Солнце светит в зеленой луже посреди дороги. К дому бригадира Федора подъехал трактор, напустил голубого чаду, распугал ленивых гусей, заполнил улицу судорожным треском мотора. Кругом привычное село, привычная жизнь. И никогда еще не было, чтоб в этом привычном мире случались такие непонятные вещи: расстроенное, жалостливо моргающее красными веками лицо деда Казачка, его разговор, словно Родька ему ровня в годах, его непонятная, заискивающая просьба, этот кулек... Да что случилось на свете? Не сошел ли с ума старый Казачок? Может, он, Родька, свихнулся?..

Родька оттолкнул руку старика, бросился бежать.

Не добегая до дому, он оглянулся: дед Казачок стоял посреди улицы – картуз с тяжелым козырьком натянут на глаза, редкая бородка вскинута вверх, во всей тощей фигурке со сползшими штанами растерянность и огорчение. Родьке, непонятно почему, стало жаль старика.

9

У Родькиного дома, на втоптанном в землю крылечке, сидели двое: маленькая, с острым, чем-то смахивающим на болотную птицу, лицом старушка и безногий мужик Киндя – мать и сын, известные и в Гумнищах, и в Гущине, и в районном центре Загарье.
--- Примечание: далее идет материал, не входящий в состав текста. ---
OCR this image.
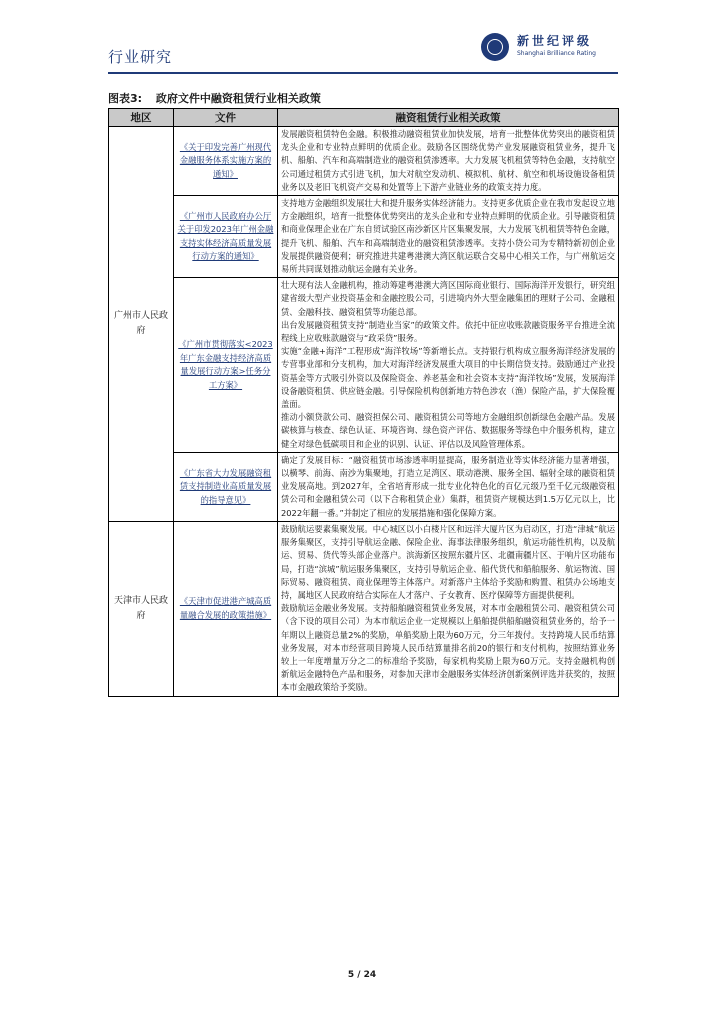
行业研究
新世纪评级
Shanghai Brilliance Rating
图表3: 政府文件中融资租赁行业相关政策
地区	文件	融资租赁行业相关政策
广州市人民政府	《关于印发完善广州现代金融服务体系实施方案的通知》	发展融资租赁特色金融。积极推动融资租赁业加快发展，培育一批整体优势突出的融资租赁龙头企业和专业特点鲜明的优质企业。鼓励各区围绕优势产业发展融资租赁业务，提升飞机、船舶、汽车和高端制造业的融资租赁渗透率。大力发展飞机租赁等特色金融，支持航空公司通过租赁方式引进飞机，加大对航空发动机、模拟机、航材、航空和机场设施设备租赁业务以及老旧飞机资产交易和处置等上下游产业链业务的政策支持力度。

	《广州市人民政府办公厅关于印发2023年广州金融支持实体经济高质量发展行动方案的通知》	支持地方金融组织发展壮大和提升服务实体经济能力。支持更多优质企业在我市发起设立地方金融组织，培育一批整体优势突出的龙头企业和专业特点鲜明的优质企业。引导融资租赁和商业保理企业在广东自贸试验区南沙新区片区集聚发展，大力发展飞机租赁等特色金融，提升飞机、船舶、汽车和高端制造业的融资租赁渗透率。支持小贷公司为专精特新初创企业发展提供融资便利；研究推进共建粤港澳大湾区航运联合交易中心相关工作，与广州航运交易所共同谋划推动航运金融有关业务。

	《广州市贯彻落实<2023年广东金融支持经济高质量发展行动方案>任务分工方案》	壮大现有法人金融机构，推动筹建粤港澳大湾区国际商业银行、国际海洋开发银行，研究组建省级大型产业投资基金和金融控股公司，引进境内外大型金融集团的理财子公司、金融租赁、金融科技、融资租赁等功能总部。

出台发展融资租赁支持“制造业当家”的政策文件。依托中征应收账款融资服务平台推进全流程线上应收账款融资与“政采贷”服务。

实施“金融+海洋”工程形成“海洋牧场”等新增长点。支持银行机构成立服务海洋经济发展的专营事业部和分支机构，加大对海洋经济发展重大项目的中长期信贷支持。鼓励通过产业投资基金等方式吸引外资以及保险资金、养老基金和社会资本支持“海洋牧场”发展，发展海洋设备融资租赁、供应链金融。引导保险机构创新地方特色涉农（渔）保险产品，扩大保险覆盖面。

推动小额贷款公司、融资担保公司、融资租赁公司等地方金融组织创新绿色金融产品。发展碳核算与核查、绿色认证、环境咨询、绿色资产评估、数据服务等绿色中介服务机构，建立健全对绿色低碳项目和企业的识别、认证、评估以及风险管理体系。

	《广东省大力发展融资租赁支持制造业高质量发展的指导意见》	确定了发展目标：“融资租赁市场渗透率明显提高，服务制造业等实体经济能力显著增强，以横琴、前海、南沙为集聚地，打造立足湾区、联动港澳、服务全国、辐射全球的融资租赁业发展高地。到2027年，全省培育形成一批专业化特色化的百亿元级乃至千亿元级融资租赁公司和金融租赁公司（以下合称租赁企业）集群，租赁资产规模达到1.5万亿元以上，比2022年翻一番。”并制定了相应的发展措施和强化保障方案。

天津市人民政府	《天津市促进港产城高质量融合发展的政策措施》	鼓励航运要素集聚发展。中心城区以小白楼片区和远洋大厦片区为启动区，打造“津城”航运服务集聚区，支持引导航运金融、保险企业、海事法律服务组织，航运功能性机构，以及航运、贸易、货代等头部企业落户。滨海新区按照东疆片区、北疆南疆片区、于响片区功能布局，打造“滨城”航运服务集聚区，支持引导航运企业、船代货代和船舶服务、航运物流、国际贸易、融资租赁、商业保理等主体落户。对新落户主体给予奖励和购置、租赁办公场地支持，属地区人民政府结合实际在人才落户、子女教育、医疗保障等方面提供便利。

鼓励航运金融业务发展。支持船舶融资租赁业务发展，对本市金融租赁公司、融资租赁公司（含下设的项目公司）为本市航运企业一定规模以上船舶提供船舶融资租赁业务的，给予一年期以上融资总量2%的奖励，单船奖励上限为60万元，分三年拨付。支持跨境人民币结算业务发展，对本市经营项目跨境人民币结算量排名前20的银行和支付机构，按照结算业务较上一年度增量万分之二的标准给予奖励，每家机构奖励上限为60万元。支持金融机构创新航运金融特色产品和服务，对参加天津市金融服务实体经济创新案例评选并获奖的，按照本市金融政策给予奖励。

5 / 24
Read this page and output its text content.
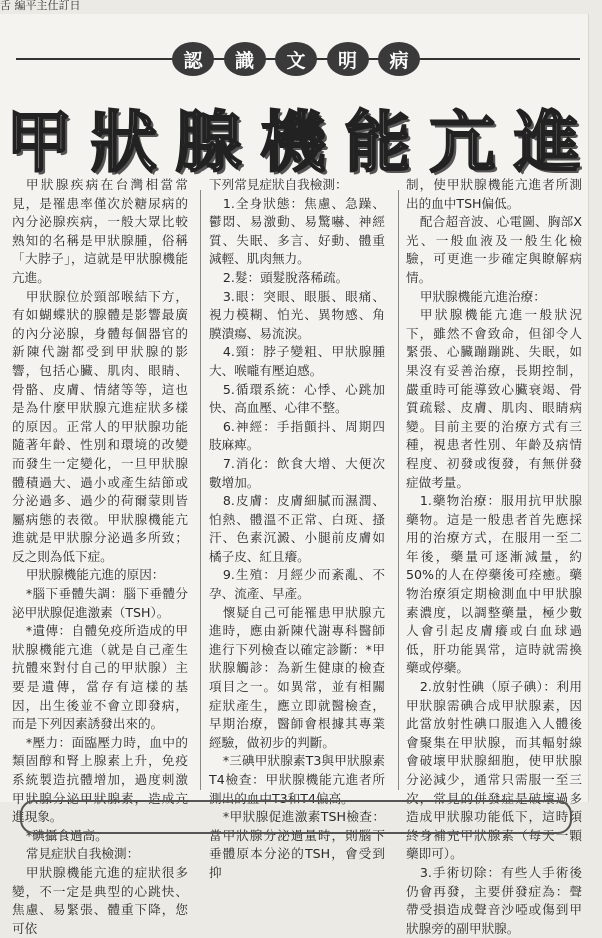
舌 編平主仕訂日
認	識	文	明	病
甲 狀 腺 機 能 亢 進

甲狀腺疾病在台灣相當常見，是罹患率僅次於糖尿病的內分泌腺疾病，一般大眾比較熟知的名稱是甲狀腺腫，俗稱「大脖子」，這就是甲狀腺機能亢進。

甲狀腺位於頸部喉結下方，有如蝴蝶狀的腺體是影響最廣的內分泌腺，身體每個器官的新陳代謝都受到甲狀腺的影響，包括心臟、肌肉、眼睛、骨骼、皮膚、情緒等等，這也是為什麼甲狀腺亢進症狀多樣的原因。正常人的甲狀腺功能隨著年齡、性別和環境的改變而發生一定變化，一旦甲狀腺體積過大、過小或產生結節或分泌過多、過少的荷爾蒙則皆屬病態的表徵。甲狀腺機能亢進就是甲狀腺分泌過多所致；反之則為低下症。

甲狀腺機能亢進的原因：

*腦下垂體失調：腦下垂體分泌甲狀腺促進激素（TSH）。

*遺傳：自體免疫所造成的甲狀腺機能亢進（就是自己產生抗體來對付自己的甲狀腺）主要是遺傳，當存有這樣的基因，出生後並不會立即發病，而是下列因素誘發出來的。

*壓力：面臨壓力時，血中的類固醇和腎上腺素上升，免疫系統製造抗體增加，過度刺激甲狀腺分泌甲狀腺素，造成亢進現象。

*碘攝食過高。

常見症狀自我檢測：

甲狀腺機能亢進的症狀很多變，不一定是典型的心跳快、焦慮、易緊張、體重下降，您可依

下列常見症狀自我檢測：

1.全身狀態：焦慮、急躁、鬱悶、易激動、易驚嚇、神經質、失眠、多言、好動、體重減輕、肌肉無力。

2.髮：頭髮脫落稀疏。

3.眼：突眼、眼脹、眼痛、視力模糊、怕光、異物感、角膜潰瘍、易流淚。

4.頸：脖子變粗、甲狀腺腫大、喉嚨有壓迫感。

5.循環系統：心悸、心跳加快、高血壓、心律不整。

6.神經：手指顫抖、周期四肢麻痺。

7.消化：飲食大增、大便次數增加。

8.皮膚：皮膚細膩而濕潤、怕熱、體溫不正常、白斑、搔汗、色素沉澱、小腿前皮膚如橘子皮、紅且癢。

9.生殖：月經少而紊亂、不孕、流產、早產。

懷疑自己可能罹患甲狀腺亢進時，應由新陳代謝專科醫師進行下列檢查以確定診斷：*甲狀腺觸診：為新生健康的檢查項目之一。如異常，並有相關症狀產生，應立即就醫檢查，早期治療，醫師會根據其專業經驗，做初步的判斷。

*三碘甲狀腺素T3與甲狀腺素T4檢查：甲狀腺機能亢進者所測出的血中T3和T4偏高。

*甲狀腺促進激素TSH檢查：當甲狀腺分泌過量時，則腦下垂體原本分泌的TSH，會受到抑

制，使甲狀腺機能亢進者所測出的血中TSH偏低。

配合超音波、心電圖、胸部X光、一般血液及一般生化檢驗，可更進一步確定與瞭解病情。

甲狀腺機能亢進治療：

甲狀腺機能亢進一般狀況下，雖然不會致命，但卻令人緊張、心臟蹦蹦跳、失眠，如果沒有妥善治療，長期控制，嚴重時可能導致心臟衰竭、骨質疏鬆、皮膚、肌肉、眼睛病變。目前主要的治療方式有三種，視患者性別、年齡及病情程度、初發或復發，有無併發症做考量。

1.藥物治療：服用抗甲狀腺藥物。這是一般患者首先應採用的治療方式，在服用一至二年後，藥量可逐漸減量，約50%的人在停藥後可痊癒。藥物治療須定期檢測血中甲狀腺素濃度，以調整藥量，極少數人會引起皮膚癢或白血球過低，肝功能異常，這時就需換藥或停藥。

2.放射性碘（原子碘）：利用甲狀腺需碘合成甲狀腺素，因此當放射性碘口服進入人體後會聚集在甲狀腺，而其輻射線會破壞甲狀腺細胞，使甲狀腺分泌減少，通常只需服一至三次，常見的併發症是破壞過多造成甲狀腺功能低下，這時須終身補充甲狀腺素（每天一顆藥即可）。

3.手術切除：有些人手術後仍會再發，主要併發症為：聲帶受損造成聲音沙啞或傷到甲狀腺旁的副甲狀腺。
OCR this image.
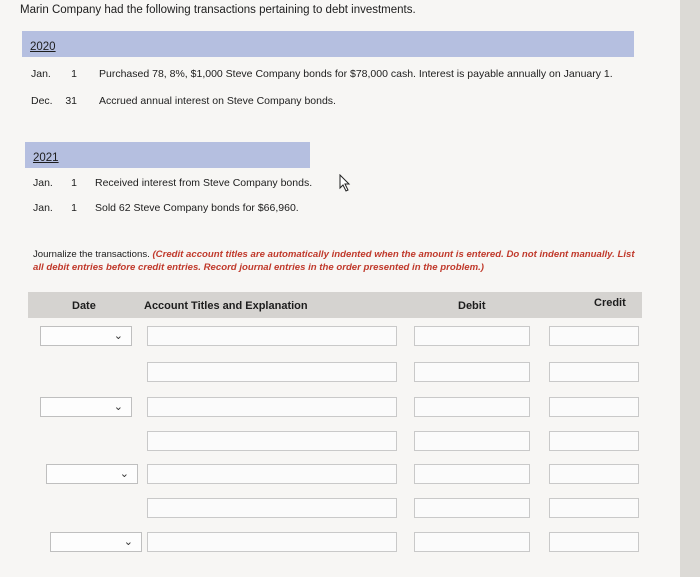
Marin Company had the following transactions pertaining to debt investments.
2020
Jan.	1 Purchased 78, 8%, $1,000 Steve Company bonds for $78,000 cash. Interest is payable annually on January 1.
Dec. 31 Accrued annual interest on Steve Company bonds.
2021
Jan.	1 Received interest from Steve Company bonds.
Jan.	1 Sold 62 Steve Company bonds for $66,960.
Journalize the transactions. (Credit account titles are automatically indented when the amount is entered. Do not indent manually. List all debit entries before credit entries. Record journal entries in the order presented in the problem.)
Date	Account Titles and Explanation	Debit	Credit
⌄
⌄
⌄
⌄
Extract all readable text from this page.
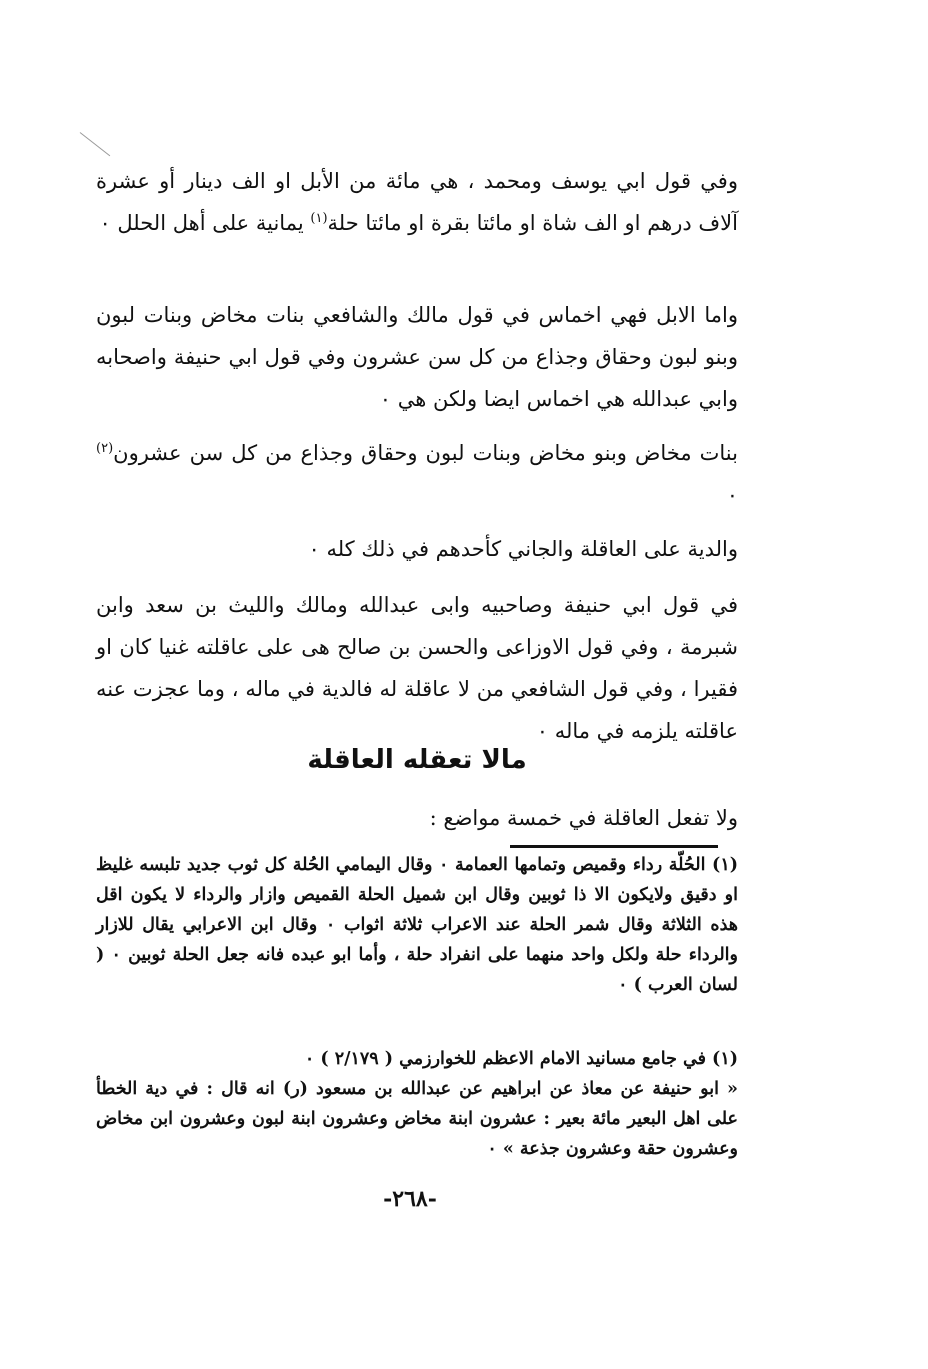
وفي قول ابي يوسف ومحمد ، هي مائة من الأبل او الف دينار أو عشرة آلاف درهم او الف شاة او مائتا بقرة او مائتا حلة$^{(١)}$ يمانية على أهل الحلل ٠

واما الابل فهي اخماس في قول مالك والشافعي بنات مخاض وبنات لبون وبنو لبون وحقاق وجذاع من كل سن عشرون وفي قول ابي حنيفة واصحابه وابي عبدالله هي اخماس ايضا ولكن هي ٠

بنات مخاض وبنو مخاض وبنات لبون وحقاق وجذاع من كل سن عشرون$^{(٢)}$ ٠

والدية على العاقلة والجاني كأحدهم في ذلك كله ٠

في قول ابي حنيفة وصاحبيه وابى عبدالله ومالك والليث بن سعد وابن شبرمة ، وفي قول الاوزاعى والحسن بن صالح هى على عاقلته غنيا كان او فقيرا ، وفي قول الشافعي من لا عاقلة له فالدية في ماله ، وما عجزت عنه عاقلته يلزمه في ماله ٠

مالا تعقله العاقلة

ولا تفعل العاقلة في خمسة مواضع :

(١) الحُلّة رداء وقميص وتمامها العمامة ٠ وقال اليمامي الحُلة كل ثوب جديد تلبسه غليظ او دقيق ولايكون الا ذا ثوبين وقال ابن شميل الحلة القميص وازار والرداء لا يكون اقل هذه الثلاثة وقال شمر الحلة عند الاعراب ثلاثة اثواب ٠ وقال ابن الاعرابي يقال للازار والرداء حلة ولكل واحد منهما على انفراد حلة ، وأما ابو عبده فانه جعل الحلة ثوبين ٠ ( لسان العرب ) ٠

(١) في جامع مسانيد الامام الاعظم للخوارزمي ( ٢/١٧٩ ) ٠

« ابو حنيفة عن معاذ عن ابراهيم عن عبدالله بن مسعود (ر) انه قال : في دية الخطأ على اهل البعير مائة بعير : عشرون ابنة مخاض وعشرون ابنة لبون وعشرون ابن مخاض وعشرون حقة وعشرون جذعة » ٠

-٢٦٨-
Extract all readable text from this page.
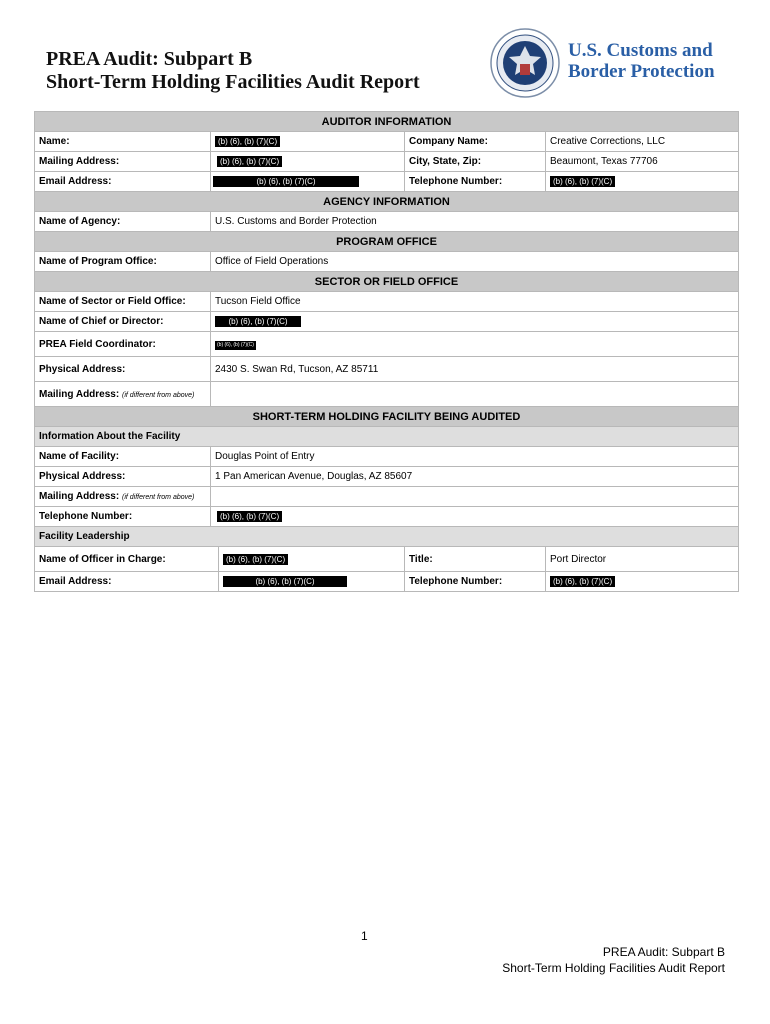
PREA Audit: Subpart B
Short-Term Holding Facilities Audit Report
U.S. Customs and
Border Protection
AUDITOR INFORMATION				
Name:	(b) (6), (b) (7)(C)		Company Name:	Creative Corrections, LLC
Mailing Address:	(b) (6), (b) (7)(C)		City, State, Zip:	Beaumont, Texas 77706
Email Address:	(b) (6), (b) (7)(C)		Telephone Number:	(b) (6), (b) (7)(C)
AGENCY INFORMATION				
Name of Agency:	U.S. Customs and Border Protection			
PROGRAM OFFICE				
Name of Program Office:	Office of Field Operations			
SECTOR OR FIELD OFFICE				
Name of Sector or Field Office:	Tucson Field Office			
Name of Chief or Director:	(b) (6), (b) (7)(C)			
PREA Field Coordinator:	(b) (6), (b) (7)(C)			
Physical Address:	2430 S. Swan Rd, Tucson, AZ 85711			
Mailing Address: (if different from above)				
SHORT-TERM HOLDING FACILITY BEING AUDITED				
Information About the Facility				
Name of Facility:	Douglas Point of Entry			
Physical Address:	1 Pan American Avenue, Douglas, AZ 85607			
Mailing Address: (if different from above)				
Telephone Number:	(b) (6), (b) (7)(C)			
Facility Leadership				
Name of Officer in Charge:		(b) (6), (b) (7)(C)	Title:	Port Director
Email Address:		(b) (6), (b) (7)(C)	Telephone Number:	(b) (6), (b) (7)(C)
1
PREA Audit: Subpart B
Short-Term Holding Facilities Audit Report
Этот Киндя – Акиндин Поярков – до войны был самым неприметным парнем из деревни Троица. Работал бондарем при сельпо, незамысловато играл на трехрядке, орал «под кулак» песни, вламывался на пляски «бурлом». В войну под Орлом ему перебило обе ноги. Не один Киндя из Троицы вернулся с фронта калекой, но, кроме него, никто не бахвалился своей инвалидностью.

Часто, напившись пьяным, Киндя, сидя на култышках посреди загарьевского базара, рвал на груди рубаху, тряс кулаками, кричал:

– Для меня ныне законов нету! Могу украсть, могу ограбить – не засадят. Я человек неполноценный! Раздолье мне! Эй, вы! Кого убить? Кому пустить кровушку?

И, опираясь сильными руками на утюжки, перекидывая обрубленное тело, бегал за народом, пугал женщин.

Его много раз, связанного, увозили в милицию, но дело до суда не доходило: жалели калеку. Киндя больше всех на свете боялся одного человека – свою мать, ветхую старушку. Были, говорят, случаи, когда та останавливала его буйство одним выкриком:

– Отрекусь, нечистый!

Последнее время безногий Киндя вовсе утихомирился, пил по-прежнему, но не буянил, торговал из-под полы на базаре туфлями, отрезами, таскался вместе с матерью по церквам, то в щелкановскую, то в загарьевскую, то за шестьдесят километров в соседний район в Ухтомы.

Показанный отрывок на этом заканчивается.